Seria libertado em 23 de Abril, por falta de "elementos bastantes para o indiciar", assim como a Lino Lima, "pelo crime contra a segurança interior do Estado".


Nesse mesmo ano, publicou Engrenagens do Ensino, área por que se passou a interessar de forma sistemática e interventiva, defendendo o conceito do professor como cidadão-educador e a necessidade de uma educação para a cidadania democrática.
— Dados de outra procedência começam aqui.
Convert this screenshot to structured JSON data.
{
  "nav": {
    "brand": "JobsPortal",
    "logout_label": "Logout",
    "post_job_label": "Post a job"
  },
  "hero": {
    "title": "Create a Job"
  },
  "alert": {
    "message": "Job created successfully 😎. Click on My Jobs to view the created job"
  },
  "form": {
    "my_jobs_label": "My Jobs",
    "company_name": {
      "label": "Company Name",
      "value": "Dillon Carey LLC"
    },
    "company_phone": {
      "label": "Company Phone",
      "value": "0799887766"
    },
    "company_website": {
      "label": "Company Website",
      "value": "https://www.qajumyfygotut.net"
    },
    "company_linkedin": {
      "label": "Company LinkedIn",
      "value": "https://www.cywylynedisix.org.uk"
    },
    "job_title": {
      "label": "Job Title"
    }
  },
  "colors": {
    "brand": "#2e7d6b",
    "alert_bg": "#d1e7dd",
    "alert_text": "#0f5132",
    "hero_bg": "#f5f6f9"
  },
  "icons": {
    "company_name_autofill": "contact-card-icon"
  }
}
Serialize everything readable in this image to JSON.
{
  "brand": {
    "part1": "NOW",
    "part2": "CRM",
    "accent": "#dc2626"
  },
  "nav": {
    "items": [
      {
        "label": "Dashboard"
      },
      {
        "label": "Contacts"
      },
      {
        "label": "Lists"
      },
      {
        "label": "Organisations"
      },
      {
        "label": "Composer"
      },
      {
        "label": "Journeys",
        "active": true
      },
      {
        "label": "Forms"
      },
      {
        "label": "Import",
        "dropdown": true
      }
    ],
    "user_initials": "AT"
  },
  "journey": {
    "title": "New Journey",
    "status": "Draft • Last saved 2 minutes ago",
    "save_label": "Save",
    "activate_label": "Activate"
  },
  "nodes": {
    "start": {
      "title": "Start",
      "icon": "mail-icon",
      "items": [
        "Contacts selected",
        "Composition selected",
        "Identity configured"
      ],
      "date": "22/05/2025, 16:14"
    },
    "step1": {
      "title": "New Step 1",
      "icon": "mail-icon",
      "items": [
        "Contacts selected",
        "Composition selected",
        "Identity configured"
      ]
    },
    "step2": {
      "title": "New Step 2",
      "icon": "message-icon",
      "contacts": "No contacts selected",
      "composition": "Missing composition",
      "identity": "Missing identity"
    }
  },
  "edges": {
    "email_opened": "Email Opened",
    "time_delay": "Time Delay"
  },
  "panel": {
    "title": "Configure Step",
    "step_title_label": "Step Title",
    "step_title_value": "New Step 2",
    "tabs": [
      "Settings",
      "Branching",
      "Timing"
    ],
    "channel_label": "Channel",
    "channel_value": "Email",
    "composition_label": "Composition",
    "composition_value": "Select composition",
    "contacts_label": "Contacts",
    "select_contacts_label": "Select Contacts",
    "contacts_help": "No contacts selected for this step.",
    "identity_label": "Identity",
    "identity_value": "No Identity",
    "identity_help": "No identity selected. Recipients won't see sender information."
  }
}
Por isso, a sua comunicação ao II Congresso Republicano de Aveiro, realizado em Maio de 1969, intitulava-se "A democratização do ensino em Portugal e o Ensino Particular".

Ainda nesse ano, depois de integrar a Comissão Executiva da CDE no distrito de Braga, foi candidato às eleições legislativas de 26 de Outubro, juntamente com António Marinho Dias, Humberto Soeiro, Lino Lima, Margarida Malvar e Vítor de Sá, cabendo-lhe a redação do documento "Política de Educação".  Eduardo Ribeiro e José Sampaio tiveram de substituir Humberto Soeiro e Vítor de Sá, rejeitados pelo regime, obtendo a lista da CDE 20% dos votos em Guimarães, resultado bem superior ao do total do distrito.

Desde então, a sua produção e intervenção pública na área do ensino e da educação ganharam grande destaque, fazendo conferências, dando palestras, participando em colóquios, congressos e mesas-redondas, moderando debates, interagindo em reuniões e sessões um pouco por todo o país. Em Abril de 1970, publicou Mas o melhor do mundo são as crianças  - para uma compreensão da situação materno-infantil no concelho de Guimarães, livro também rapidamente proibido e apreendido.

Na sequência dos debates em torno da proposta de reforma do sistema educativo por Veiga Simão, publicou, em 1971, o livro Ensino - Projeto de Reforma ou Reforma do Projeto?, correspondendo à recolha das suas intervenções

A intervenção política continuaria intensa. Assumiu, em 1972, a Presidência Portuguesa do Conselho Mundial da Paz, organização criada em 1949 que reclamava a paz, a coexistência pacífica e o desarmamento nuclear.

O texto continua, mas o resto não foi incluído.